3. “I was so set on buying things I never got the pleasure of making them.”
Have you tried making an iPad? Because shit’s difficult.
But also, have you checked out that social media site called Pinterest that you disparaged so thoroughly two list items earlier? Because that site is full of people who are DIY-ing those pie crusts you’re lamenting. (Also, see this book: Make the Bread, Buy the Butter. Sometimes it just makes sense to buy something pre-made because you can’t do it better or cheaper yourself.)
4. “I wasted my life entertaining myself.”

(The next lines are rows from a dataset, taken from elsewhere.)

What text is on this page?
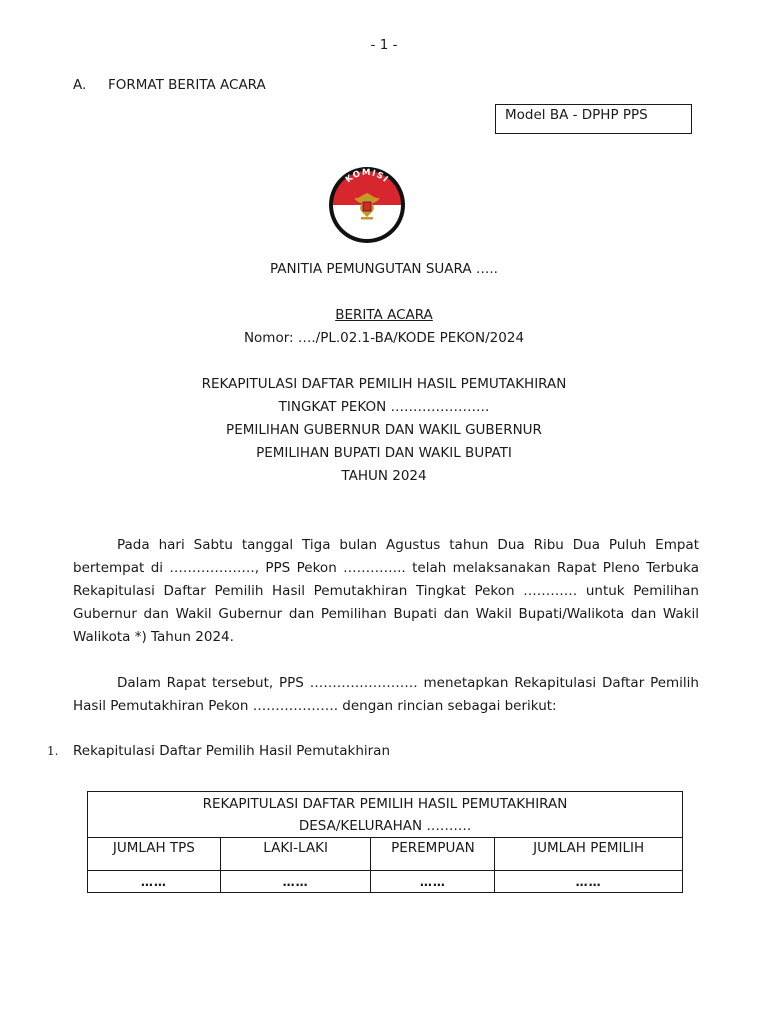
- 1 -
A. FORMAT BERITA ACARA
Model BA - DPHP PPS
KOMISI
PEMILIHAN UMUM
PANITIA PEMUNGUTAN SUARA …..
BERITA ACARA
Nomor: …./PL.02.1-BA/KODE PEKON/2024
REKAPITULASI DAFTAR PEMILIH HASIL PEMUTAKHIRAN
TINGKAT PEKON ………………….
PEMILIHAN GUBERNUR DAN WAKIL GUBERNUR
PEMILIHAN BUPATI DAN WAKIL BUPATI
TAHUN 2024
Pada hari Sabtu tanggal Tiga bulan Agustus tahun Dua Ribu Dua Puluh Empat bertempat di ………………., PPS Pekon ………….. telah melaksanakan Rapat Pleno Terbuka Rekapitulasi Daftar Pemilih Hasil Pemutakhiran Tingkat Pekon ………… untuk Pemilihan Gubernur dan Wakil Gubernur dan Pemilihan Bupati dan Wakil Bupati/Walikota dan Wakil Walikota *) Tahun 2024.
Dalam Rapat tersebut, PPS …………………… menetapkan Rekapitulasi Daftar Pemilih Hasil Pemutakhiran Pekon ………………. dengan rincian sebagai berikut:
1. Rekapitulasi Daftar Pemilih Hasil Pemutakhiran
REKAPITULASI DAFTAR PEMILIH HASIL PEMUTAKHIRAN
DESA/KELURAHAN ……….			

JUMLAH TPS	LAKI-LAKI	PEREMPUAN	JUMLAH PEMILIH
……	……	……	……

Instead of… what exactly? Not entertaining myself? Sitting in my room twiddling my thumbs? Churning my own low-cal butter substitute? (Ed. Note: Inefficient, see above.) And is this honestly a tendency you think only applies to millennials? People have been reading and whittling and drawing and playing and zoning out since recorded history. Solitaire (or Patience) has been around since the mid 1700s. Entertaining ourselves is how we came up with some of humanity’s greatest creative, scientific and technological achievements. Besides, no one can be selfless one-hundred percent of the time, and any older sibling will assure you that the younger sibling’s ability to entertain herself is essential to continued familial harmony. (Ed. Note: Word. – Polly)
5. “I never found time to be quiet.”
Introverts are quiet quite a lot of the time; have you met any? On the other end of the personality spectrum there are plenty of people who identify as extroverts and don’t like to be quiet or surrounded by silence because it is detrimental to their mental health.
Be quiet if you like being quiet. Don’t be quiet if you don’t like being quiet. But, please – whatever you do – don’t entertain yourself when you’re being quiet because then you’re thinking about you and not about the other people who might want you to not be quiet because they are thinking about themselves and how badly they want to be entertained.